Ronald Reagan led in most popularity polls from the start of the campaign, and on election night, one State after another gave the electoral vote to Ronald Reagan. A former Governor, actor and a man many Europeans referred to as a Cow Boy. Gene Gibbons spent many hours on the political trail.
Gene Gibbons: The political ads makers weren't very high on Ronald Reagan's chances as the political season started. There was said the experts the issue of age, if elected Reagan would be the oldest President ever, and he had run for the office twice before prompting some to speculate he'd been to the well too many times. The ads makers also weren't sanguine about Jimmy Carter's prospects. Once Ted Kennedy decided to go after the Democratic nomination. Kennedy was the inheritor of Camelot and it was thought he would have much wider public appeal than an ex-Georgia peanut farmer.
But after a stumbling start Ronald Reagan confounded the experts and so did Jimmy Carter. Reagan easily outdistanced such primary rivals as George Bush, John Connelly and Howard Baker. While Carter was helped by a patriotic surge that resulted from the Iranian crisis and Kennedy's Chappaquiddick baggage.
So when the fall campaign got underway it was Reagan versus Carter. The issues were Carter's handling of the economy and Reagan's image as a super hawk. The race said the posters, was closed.
But the weekend before Americans went to the polls the nation was again disappointed when an effort to release the Iranian hostages stalled, that in faltering economy unloosening the political flood gates and the result was a Reagan landslide. The formal movie actor and California Governor accepted victory on an optimistic note.
Ronald Reagan: I aim to try and tap that great American spirit that opened up this completely undeveloped continent from coast to coast and made it a great nation, survived several wars, survived a great depression and we will survive the problems that we face right now.

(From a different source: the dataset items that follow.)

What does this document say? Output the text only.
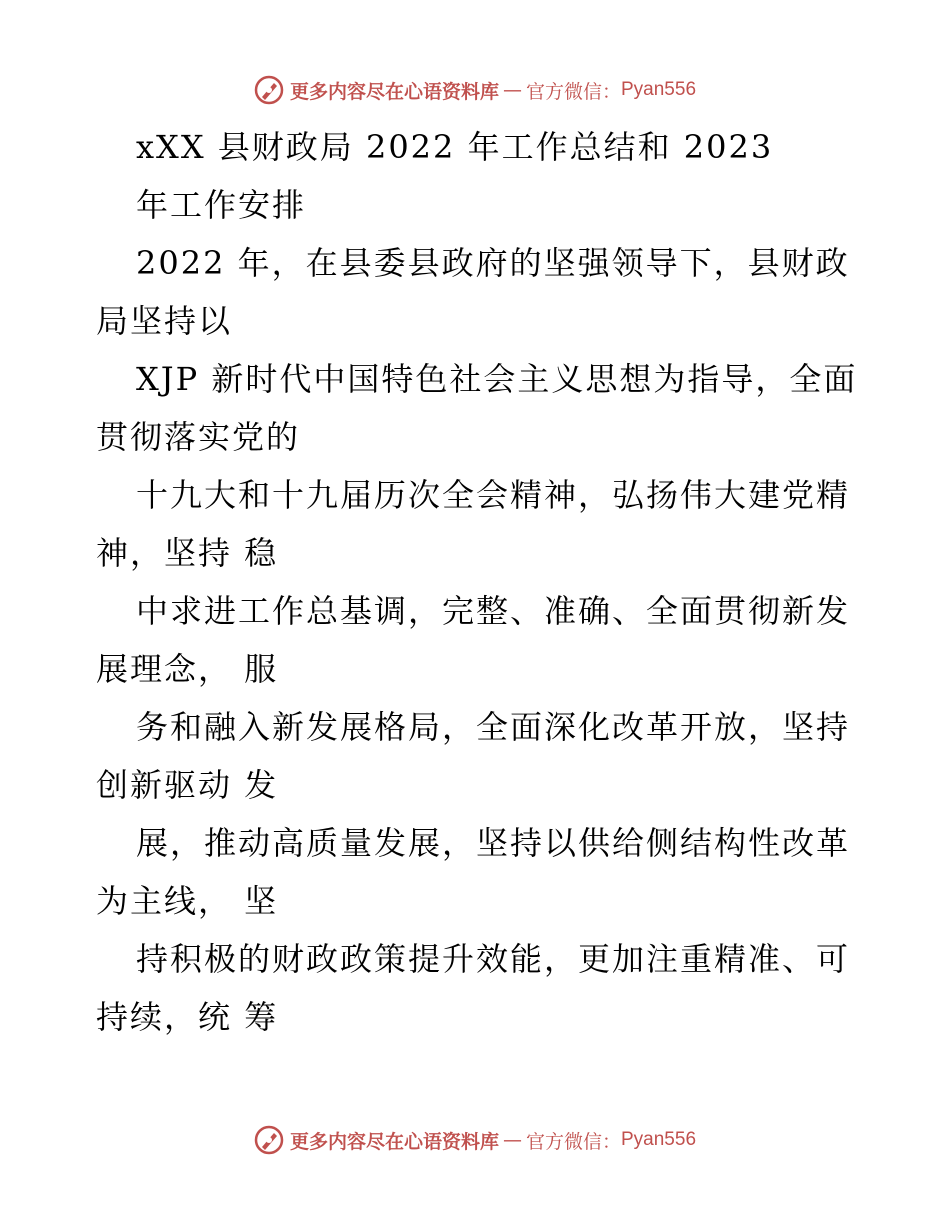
更多内容尽在心语资料库 — 官方微信： Pyan556
xXX 县财政局 2022 年工作总结和 2023
年工作安排
2022 年，在县委县政府的坚强领导下，县财政
局坚持以
XJP 新时代中国特色社会主义思想为指导，全面
贯彻落实党的
十九大和十九届历次全会精神，弘扬伟大建党精
神，坚持 稳
中求进工作总基调，完整、准确、全面贯彻新发
展理念， 服
务和融入新发展格局，全面深化改革开放，坚持
创新驱动 发
展，推动高质量发展，坚持以供给侧结构性改革
为主线， 坚
持积极的财政政策提升效能，更加注重精准、可
持续，统 筹
更多内容尽在心语资料库 — 官方微信： Pyan556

Gene Gibbons: A disappointed Jimmy Carter urged his supporters to rally behind his opponent.
Jimmy Carter: He must now coming together as a united and a unified people to solve the problems that are still before us, to meet the challenges of a new decade.
Gene Gibbons: In the new decade the country is likely to be more conservative. 1980 saw the torch passed to the right, but the fact that it was passed showed again the democracy works. This is Gene Gibbons reporting.